Have you ever noticed that the first letter of the four directions of the compass, that is, north, east, west, south, spells the word, NEWS. The Good News for followers of Jesus is that in Christ all the nations, from every direction, and from all times, are to be saved, meaning no one is excluded from the possibility of sharing God’s life forever.
Rather than preoccupation with numbers: “how many will be saved?”, Jesus emphasizes the more important point, namely, to make sure that we as a community of faith are on the path to salvation by lives on fire for the things of God.
Salvation cannot be bought, inherited or stolen, but simply gained, by a life of doing God’s will and living under the inspiration of the Holy Spirit. This also means freely belonging to the one, holy, catholic and apostolic Church, which Jesus founded. We are incorporated into the Church through Baptism and nourished by the other Sacraments of the Church. Admittedly, it takes time and persevering work to attain the fullness of God’s Kingdom, but it is not impossible.
Anything that is good and worth having implies an effort in attaining it. It is no different in our life in Christ. The worst mistake on the spiritual path is to become complacent, presuming we are “home safe,” simply by having been baptized and confirmed. These are important steps in the pilgrim way to God, but the spiritual life has to be cultivated, lived out day by day, and not seen a kind of “punch card,” that we have in hand for a guaranteed entry into God’s Kingdom, Heaven, as it is usually called.
In the Gospel this Sunday, Jesus speaks in terms of a “narrow door,” which leads to a banquet hall. It is metaphorical language used to describe something that in fact is indescribable. Nonetheless human language is needed to at least approximate the truths of our faith and the deeper mysteries that influence and shape our lives in Christ.
Jesus insisted during his public ministry that it is “doing the will of God” that matters most, and even blood relationship could not reduce the requirement of acting on God’s Word, in order to enter the Kingdom of God. Expressed another way, our present activity is important and will determine whether or not we share in the banquet of Christ in the great future of his coming.
No one is forcing us into God’s House, but we are lovingly invited by God and drawn into the mystery of serving God and neighbor as our primary activities in this life. How easy to forget his and how challenging to do it well! Thankfully, in the Catholic tradition we have the Sacrament of Penance or Reconciliation, where we receive God’s forgiveness of our sins, in our failures in faith, hope and love.
Jesus says in the Gospel that some who at present appear to be “last” will be first when the coming of Jesus in glory takes place. Conversely, some who are “first” now, in prestige, wealth or whatever form of worldly status, could ultimately be last or even miss out in the coming of the Lord.
Implied in this message of Jesus is the answer to the original question about “how many” will be saved.
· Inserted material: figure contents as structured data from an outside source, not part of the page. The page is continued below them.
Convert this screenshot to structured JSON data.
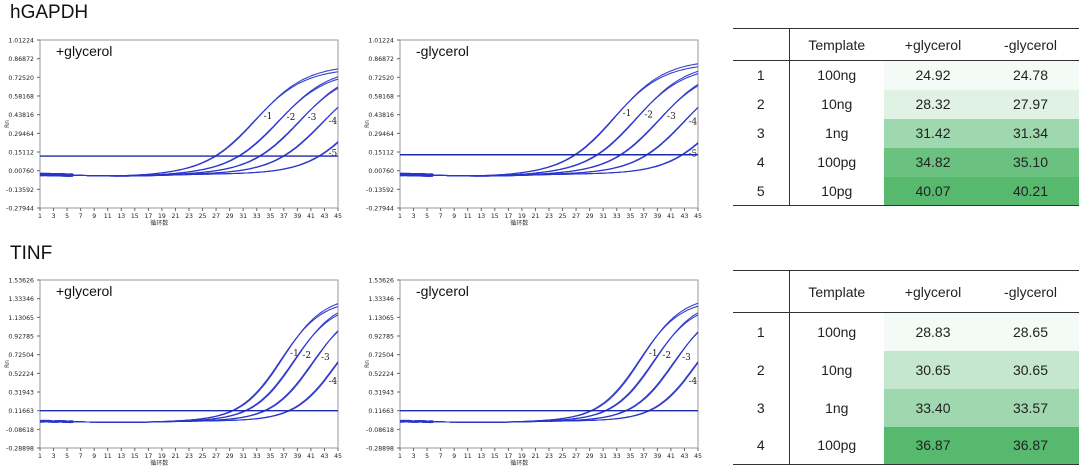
{
  "colors": {
    "curve": "#2a35c8",
    "threshold": "#1c2aa8",
    "cell_scale": [
      "#f4fbf6",
      "#dff2e4",
      "#c4e7cd",
      "#9fd8ae",
      "#6bc280",
      "#57b96e"
    ]
  },
  "sections": [
    {
      "title": "hGAPDH",
      "table": {
        "headers": [
          "",
          "Template",
          "+glycerol",
          "-glycerol"
        ],
        "rows": [
          {
            "idx": "1",
            "template": "100ng",
            "plus": "24.92",
            "minus": "24.78"
          },
          {
            "idx": "2",
            "template": "10ng",
            "plus": "28.32",
            "minus": "27.97"
          },
          {
            "idx": "3",
            "template": "1ng",
            "plus": "31.42",
            "minus": "31.34"
          },
          {
            "idx": "4",
            "template": "100pg",
            "plus": "34.82",
            "minus": "35.10"
          },
          {
            "idx": "5",
            "template": "10pg",
            "plus": "40.07",
            "minus": "40.21"
          }
        ]
      }
    },
    {
      "title": "TINF",
      "table": {
        "headers": [
          "",
          "Template",
          "+glycerol",
          "-glycerol"
        ],
        "rows": [
          {
            "idx": "1",
            "template": "100ng",
            "plus": "28.83",
            "minus": "28.65"
          },
          {
            "idx": "2",
            "template": "10ng",
            "plus": "30.65",
            "minus": "30.65"
          },
          {
            "idx": "3",
            "template": "1ng",
            "plus": "33.40",
            "minus": "33.57"
          },
          {
            "idx": "4",
            "template": "100pg",
            "plus": "36.87",
            "minus": "36.87"
          }
        ]
      }
    }
  ],
  "chart_data": [
    {
      "type": "line",
      "panel": "hGAPDH",
      "title": "+glycerol",
      "ylabel": "Rn",
      "xlabel": "循环数",
      "yticks": [
        "1.01224",
        "0.86872",
        "0.72520",
        "0.58168",
        "0.43816",
        "0.29464",
        "0.15112",
        "0.00760",
        "-0.13592",
        "-0.27944"
      ],
      "xticks": [
        "1",
        "3",
        "5",
        "7",
        "9",
        "11",
        "13",
        "15",
        "17",
        "19",
        "21",
        "23",
        "25",
        "27",
        "29",
        "31",
        "33",
        "35",
        "37",
        "39",
        "41",
        "43",
        "45"
      ],
      "ylim": [
        -0.27944,
        1.01224
      ],
      "xlim": [
        1,
        45
      ],
      "threshold": 0.12,
      "series": [
        {
          "name": "1",
          "ct": 24.92,
          "plateau": 0.84,
          "k": 0.27
        },
        {
          "name": "2",
          "ct": 28.32,
          "plateau": 0.82,
          "k": 0.27
        },
        {
          "name": "3",
          "ct": 31.42,
          "plateau": 0.82,
          "k": 0.27
        },
        {
          "name": "4",
          "ct": 34.82,
          "plateau": 0.8,
          "k": 0.27
        },
        {
          "name": "5",
          "ct": 40.07,
          "plateau": 0.8,
          "k": 0.27
        }
      ]
    },
    {
      "type": "line",
      "panel": "hGAPDH",
      "title": "-glycerol",
      "ylabel": "Rn",
      "xlabel": "循环数",
      "yticks": [
        "1.01224",
        "0.86872",
        "0.72520",
        "0.58168",
        "0.43816",
        "0.29464",
        "0.15112",
        "0.00760",
        "-0.13592",
        "-0.27944"
      ],
      "xticks": [
        "1",
        "3",
        "5",
        "7",
        "9",
        "11",
        "13",
        "15",
        "17",
        "19",
        "21",
        "23",
        "25",
        "27",
        "29",
        "31",
        "33",
        "35",
        "37",
        "39",
        "41",
        "43",
        "45"
      ],
      "ylim": [
        -0.27944,
        1.01224
      ],
      "xlim": [
        1,
        45
      ],
      "threshold": 0.13,
      "series": [
        {
          "name": "1",
          "ct": 24.78,
          "plateau": 0.88,
          "k": 0.27
        },
        {
          "name": "2",
          "ct": 27.97,
          "plateau": 0.86,
          "k": 0.27
        },
        {
          "name": "3",
          "ct": 31.34,
          "plateau": 0.84,
          "k": 0.27
        },
        {
          "name": "4",
          "ct": 35.1,
          "plateau": 0.82,
          "k": 0.27
        },
        {
          "name": "5",
          "ct": 40.21,
          "plateau": 0.8,
          "k": 0.27
        }
      ]
    },
    {
      "type": "line",
      "panel": "TINF",
      "title": "+glycerol",
      "ylabel": "Rn",
      "xlabel": "循环数",
      "yticks": [
        "1.53626",
        "1.33346",
        "1.13065",
        "0.92785",
        "0.72504",
        "0.52224",
        "0.31943",
        "0.11663",
        "-0.08618",
        "-0.28898"
      ],
      "xticks": [
        "1",
        "3",
        "5",
        "7",
        "9",
        "11",
        "13",
        "15",
        "17",
        "19",
        "21",
        "23",
        "25",
        "27",
        "29",
        "31",
        "33",
        "35",
        "37",
        "39",
        "41",
        "43",
        "45"
      ],
      "ylim": [
        -0.28898,
        1.53626
      ],
      "xlim": [
        1,
        45
      ],
      "threshold": 0.11663,
      "series": [
        {
          "name": "1",
          "ct": 28.83,
          "plateau": 1.36,
          "k": 0.33
        },
        {
          "name": "2",
          "ct": 30.65,
          "plateau": 1.32,
          "k": 0.33
        },
        {
          "name": "3",
          "ct": 33.4,
          "plateau": 1.28,
          "k": 0.33
        },
        {
          "name": "4",
          "ct": 36.87,
          "plateau": 1.24,
          "k": 0.33
        }
      ]
    },
    {
      "type": "line",
      "panel": "TINF",
      "title": "-glycerol",
      "ylabel": "Rn",
      "xlabel": "循环数",
      "yticks": [
        "1.53626",
        "1.33346",
        "1.13065",
        "0.92785",
        "0.72504",
        "0.52224",
        "0.31943",
        "0.11663",
        "-0.08618",
        "-0.28898"
      ],
      "xticks": [
        "1",
        "3",
        "5",
        "7",
        "9",
        "11",
        "13",
        "15",
        "17",
        "19",
        "21",
        "23",
        "25",
        "27",
        "29",
        "31",
        "33",
        "35",
        "37",
        "39",
        "41",
        "43",
        "45"
      ],
      "ylim": [
        -0.28898,
        1.53626
      ],
      "xlim": [
        1,
        45
      ],
      "threshold": 0.11663,
      "series": [
        {
          "name": "1",
          "ct": 28.65,
          "plateau": 1.36,
          "k": 0.33
        },
        {
          "name": "2",
          "ct": 30.65,
          "plateau": 1.32,
          "k": 0.33
        },
        {
          "name": "3",
          "ct": 33.57,
          "plateau": 1.28,
          "k": 0.33
        },
        {
          "name": "4",
          "ct": 36.87,
          "plateau": 1.24,
          "k": 0.33
        }
      ]
    }
  ]
}
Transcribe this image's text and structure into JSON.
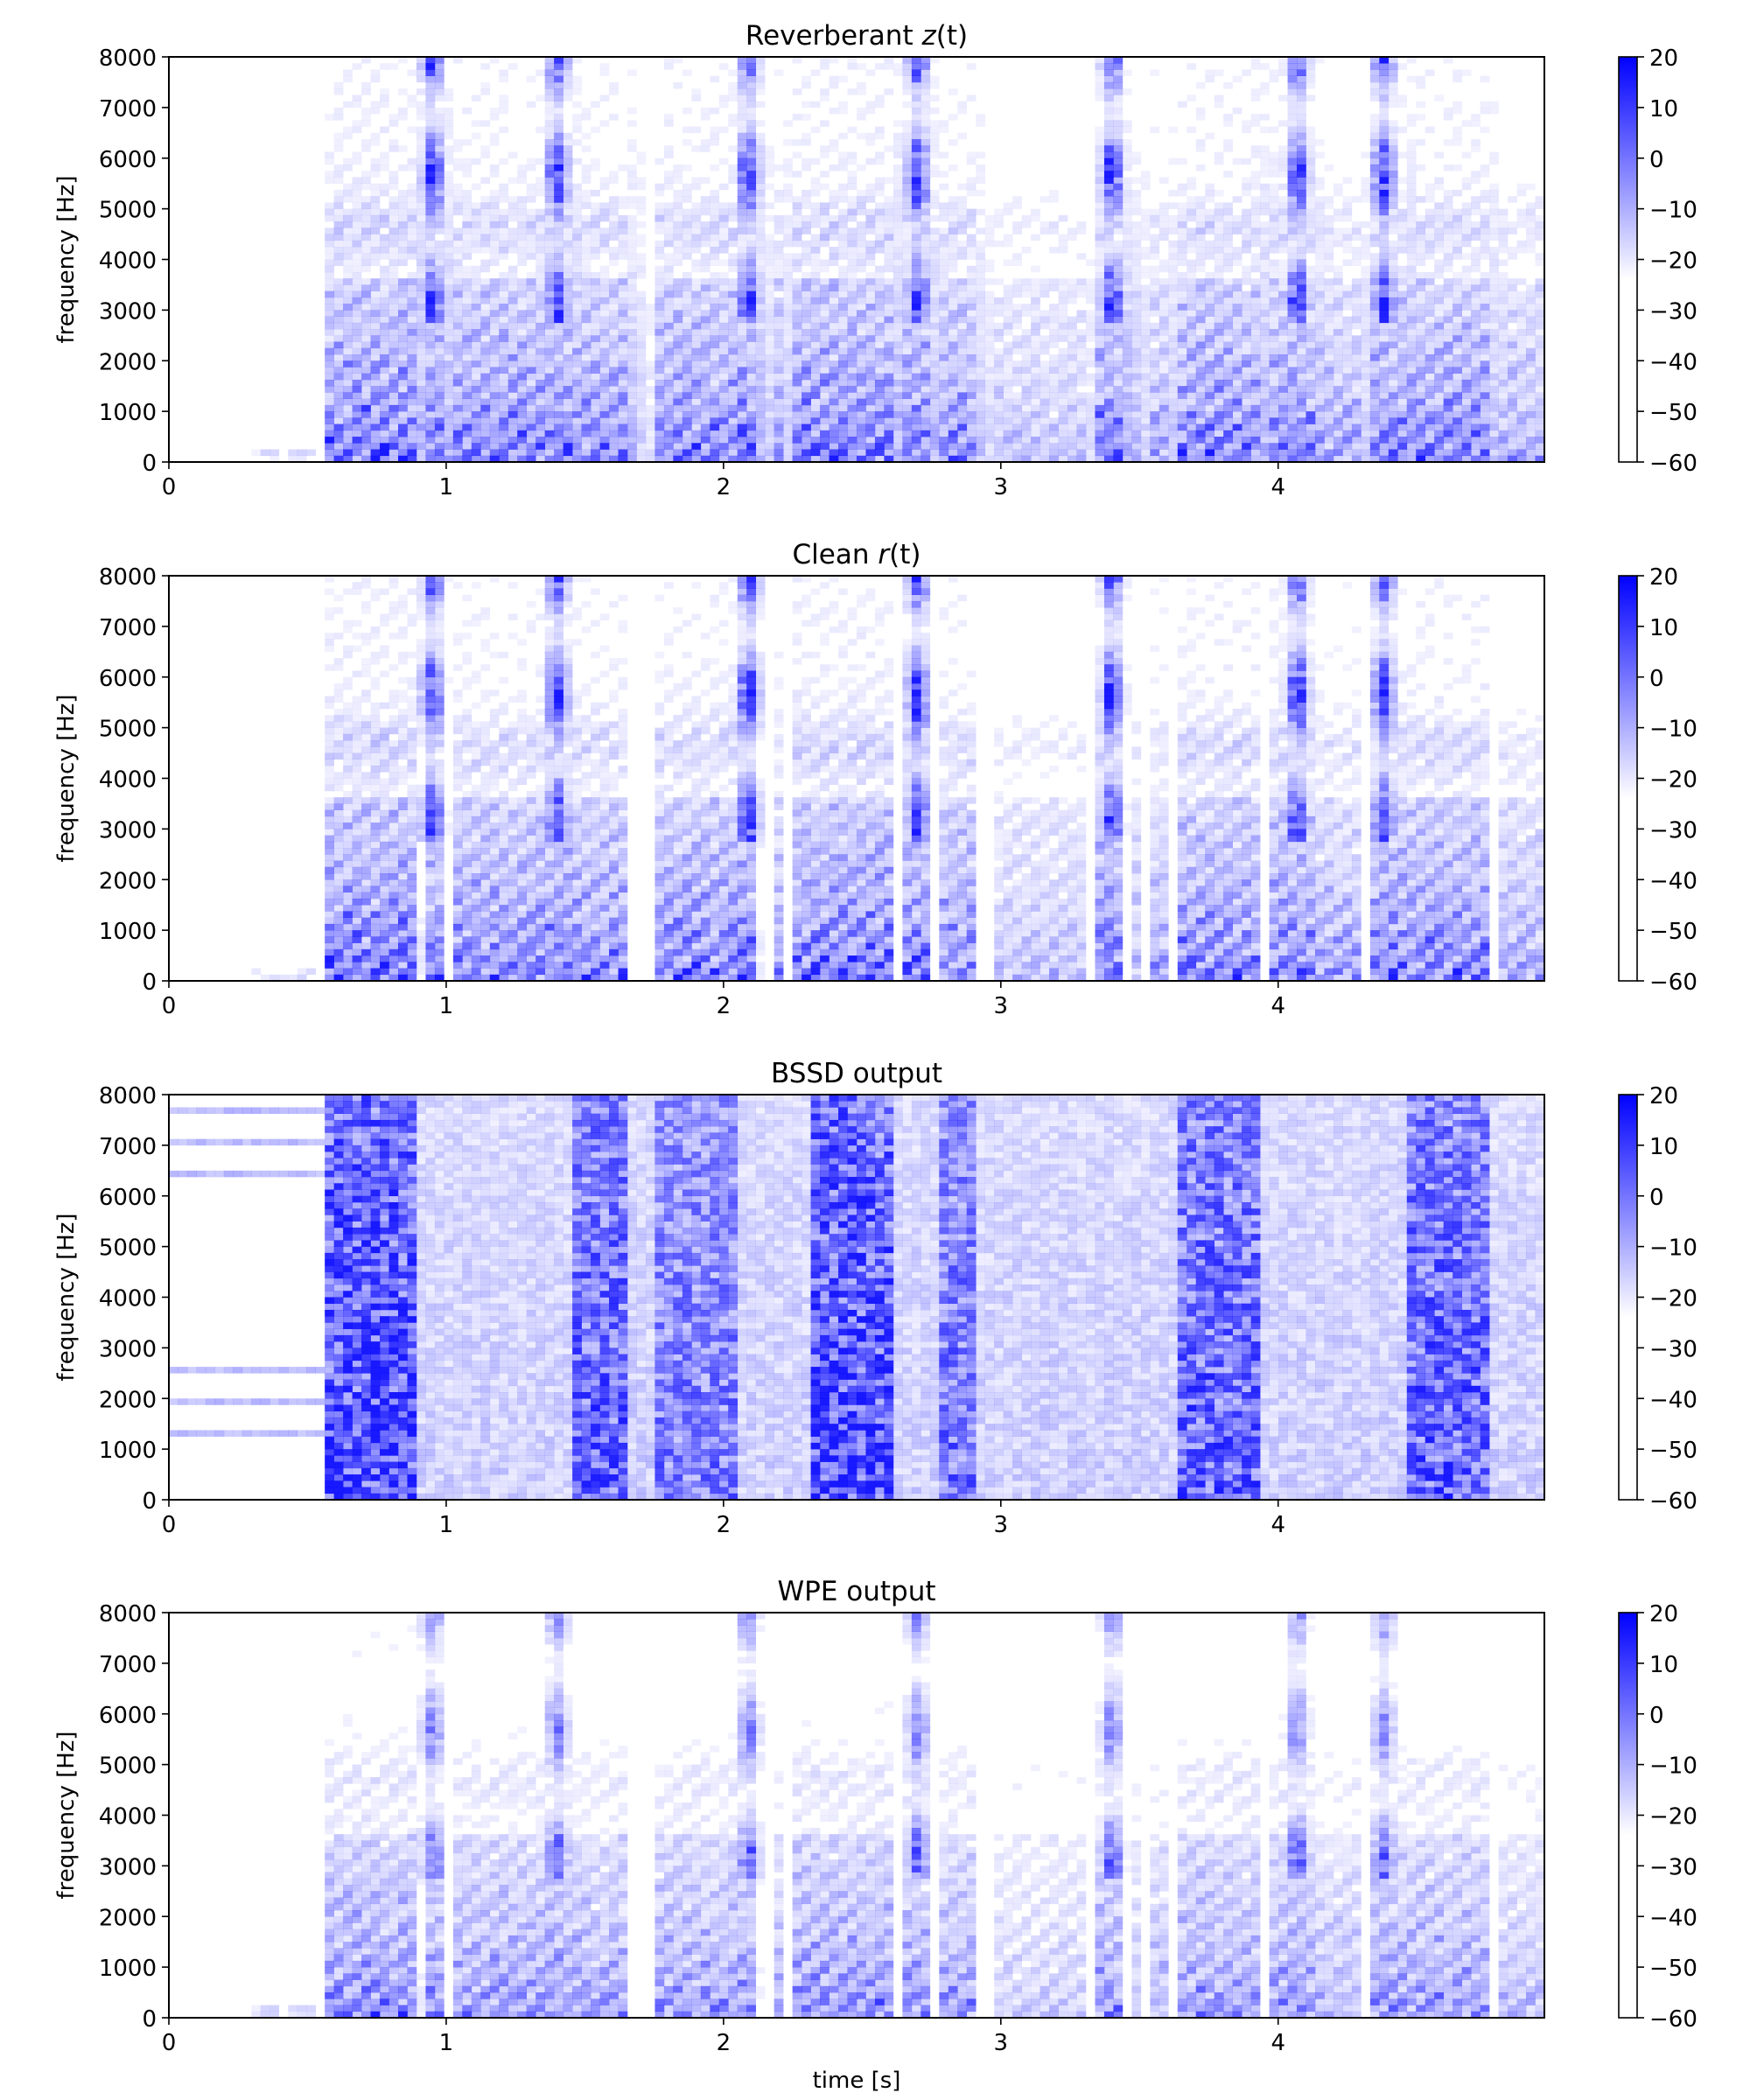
{
  "chart_data": [
    {
      "type": "heatmap",
      "title": "Reverberant z(t)",
      "title_parts": {
        "prefix": "Reverberant ",
        "var": "z",
        "suffix": "(t)"
      },
      "xlabel": "",
      "ylabel": "frequency [Hz]",
      "xlim": [
        0,
        4.96
      ],
      "ylim": [
        0,
        8000
      ],
      "xticks": [
        "0",
        "1",
        "2",
        "3",
        "4"
      ],
      "yticks": [
        "0",
        "1000",
        "2000",
        "3000",
        "4000",
        "5000",
        "6000",
        "7000",
        "8000"
      ],
      "colorbar": {
        "range": [
          -60,
          20
        ],
        "ticks": [
          "20",
          "10",
          "0",
          "−10",
          "−20",
          "−30",
          "−40",
          "−50",
          "−60"
        ]
      },
      "pattern": "reverberant",
      "color": "#0000ff"
    },
    {
      "type": "heatmap",
      "title": "Clean r(t)",
      "title_parts": {
        "prefix": "Clean ",
        "var": "r",
        "suffix": "(t)"
      },
      "xlabel": "",
      "ylabel": "frequency [Hz]",
      "xlim": [
        0,
        4.96
      ],
      "ylim": [
        0,
        8000
      ],
      "xticks": [
        "0",
        "1",
        "2",
        "3",
        "4"
      ],
      "yticks": [
        "0",
        "1000",
        "2000",
        "3000",
        "4000",
        "5000",
        "6000",
        "7000",
        "8000"
      ],
      "colorbar": {
        "range": [
          -60,
          20
        ],
        "ticks": [
          "20",
          "10",
          "0",
          "−10",
          "−20",
          "−30",
          "−40",
          "−50",
          "−60"
        ]
      },
      "pattern": "clean",
      "color": "#0000ff"
    },
    {
      "type": "heatmap",
      "title": "BSSD output",
      "title_parts": {
        "prefix": "BSSD output",
        "var": "",
        "suffix": ""
      },
      "xlabel": "",
      "ylabel": "frequency [Hz]",
      "xlim": [
        0,
        4.96
      ],
      "ylim": [
        0,
        8000
      ],
      "xticks": [
        "0",
        "1",
        "2",
        "3",
        "4"
      ],
      "yticks": [
        "0",
        "1000",
        "2000",
        "3000",
        "4000",
        "5000",
        "6000",
        "7000",
        "8000"
      ],
      "colorbar": {
        "range": [
          -60,
          20
        ],
        "ticks": [
          "20",
          "10",
          "0",
          "−10",
          "−20",
          "−30",
          "−40",
          "−50",
          "−60"
        ]
      },
      "pattern": "bssd",
      "color": "#0000ff"
    },
    {
      "type": "heatmap",
      "title": "WPE output",
      "title_parts": {
        "prefix": "WPE output",
        "var": "",
        "suffix": ""
      },
      "xlabel": "time [s]",
      "ylabel": "frequency [Hz]",
      "xlim": [
        0,
        4.96
      ],
      "ylim": [
        0,
        8000
      ],
      "xticks": [
        "0",
        "1",
        "2",
        "3",
        "4"
      ],
      "yticks": [
        "0",
        "1000",
        "2000",
        "3000",
        "4000",
        "5000",
        "6000",
        "7000",
        "8000"
      ],
      "colorbar": {
        "range": [
          -60,
          20
        ],
        "ticks": [
          "20",
          "10",
          "0",
          "−10",
          "−20",
          "−30",
          "−40",
          "−50",
          "−60"
        ]
      },
      "pattern": "wpe",
      "color": "#0000ff"
    }
  ]
}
We believe many will be saved and from all races. However, and most importantly, a clear call exists for everyone from everywhere to strive earnestly, throughout one’s life, to enter God’s banquet hall. This is best realized in doing God’s will day in and day out.
The biblical scholar, the late Father Carroll Stuhlmueller, C.P., comments on this Sunday’s Gospel text with these words:
“We must be willing to accept the sudden, unexpected turns of life, even to be at peace with our sinful, suffering moments, to be ready for the unplanned yet heroic demands of sickness and misfortune. When we seem to become the outcast, we are one with those who are coming from the ends of the earth and entering by the narrow door” (from “Biblical Meditations for Ordinary Time, Weeks 10 – 22,” Paulist Press, 1984, p. 387).